In late 2015, the World Health Organisation released a statement suggesting that red meat was now classed as a carcinogen. They would then go even further and state that eating processed red meat “probably causes cancer”. This announcement was concerning for many people, and I think it answers the central question of this article.
However, I want to help you understand why exactly red meat increases your chances of getting cancer and examine their cause-and-effect relationship. Furthermore, I will provide a few alternatives to red meat to decrease your risk of developing cancer!
A human can be healthy without killing animals for food.
Red Meat and Cancer: How at risk are you?
WHO classified processed meats as a group 1 carcinogen which means that there is sufficient evidence to suggest a link between processed red meat and cancer. Processed red meat is meat that is altered or transformed via salting, smoking, or curing. Many tinned types of meat and hams and hot dogs are the most common processed meats around.
Studies from the International Journal of Cancer have backed this up by suggesting a prospective association between processed red meat intake and the increase in breast and prostate cancer risk. Similarly, eating processed meats is said to triple the levels of the chemical TMAO that lives in your gut.

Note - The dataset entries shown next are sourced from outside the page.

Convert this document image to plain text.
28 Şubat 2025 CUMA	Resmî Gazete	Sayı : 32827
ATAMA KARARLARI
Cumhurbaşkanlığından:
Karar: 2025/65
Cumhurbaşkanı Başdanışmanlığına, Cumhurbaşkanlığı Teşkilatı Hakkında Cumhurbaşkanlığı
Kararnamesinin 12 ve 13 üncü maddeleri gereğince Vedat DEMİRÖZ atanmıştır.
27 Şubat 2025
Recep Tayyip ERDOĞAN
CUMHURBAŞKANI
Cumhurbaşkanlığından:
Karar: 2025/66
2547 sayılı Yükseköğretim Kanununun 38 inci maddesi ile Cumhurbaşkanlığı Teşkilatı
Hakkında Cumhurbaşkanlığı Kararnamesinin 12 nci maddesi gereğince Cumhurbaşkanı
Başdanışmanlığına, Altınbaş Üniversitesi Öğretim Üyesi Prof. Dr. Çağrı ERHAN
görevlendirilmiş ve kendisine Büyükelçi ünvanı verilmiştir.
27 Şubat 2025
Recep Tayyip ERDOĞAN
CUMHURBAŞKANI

This chemical is a leading cause of both heart disease and stomach cancer when found in high concentrations.
Experts in Australia have also yielded similar results, which evidences that the studies and results do not just pertain to one part of the globe. They found that in consuming just 50g of red meat per day, it increased the risk of bowel cancer by 18%.
Regular red meat is a 2A carcinogenic food. Meaning that it is not confirmed to be, but probably is carcinogenic. This means that there is limited evidence to suggest a correlation to cancer in humans but sufficient evidence in animals. Although there is little evidence in humans, I feel that the available evidence is quite solid.
The International Association for Research on Cancer suggested that although there was limited evidence to suggest a definitive link between non-processed red meat and cancers, an increased risk was apparent when more than 100g was consumed in a day over some time.
Is there a risk?
From my understanding, yes, there is an inherent risk of increasing your chances of getting cancer through eating red meat, both processed and not processed. The International Journal of Cancer tracked 40,000 women over 7-years and concluded that there was an increased risk of breast cancer in those who ate red meat vs those who did not.
Similarly, another study of over 80,000 men and women in the US saw the rate of mortality and cardiovascular or cancer-related deaths jump by 10% for those who ate red meat vs those who did not. However, while there is a clear risk, you must remember that you are the one with control over your red meat intake, so you control the level of risk.
For me, perhaps the most tell-tale signs that red meat brings with it some form of increased risk is through studies taken on vegan diets and their positive impacts on health, both in the long and short term. For example, the Journal of Epidemiol Community Health has suggested that eating 6-8 portions of fruits and vegetables as a substitute for red meat can lower your risk of mortality from cancer by up to 15%.
Similarly, a PubMed article found that substituting red meat with more vegetables or lentils can reduce your risk of contracting colon cancer by between 10-15%. This is likely because when eating vegetables, you are not enhancing your levels of TMAO.
There is no doubt in my mind that processed meats are contributing factors in cancer development if eaten regularly. Several studies and the most primary health organisation in the world has recognised this. I think that the pictures above also do a good job of alerting us to the risk that eating too much red meat can pose on us in the long term.
In saying that, it is a little unclear as to whether non-processed red meat is a definitive factor behind increasing your chances of getting cancer, but it seems likely, especially when you take into account all of the short and long term heart health issues that can come with excessive consumption.
Various studies have found a decrease in the likelihood of developing cancer by substituting vegetables, nuts, fruits, and lentils instead of red meats. And while that does not implicitly state that red meat is a definite cause, I do find it to be a telling sign.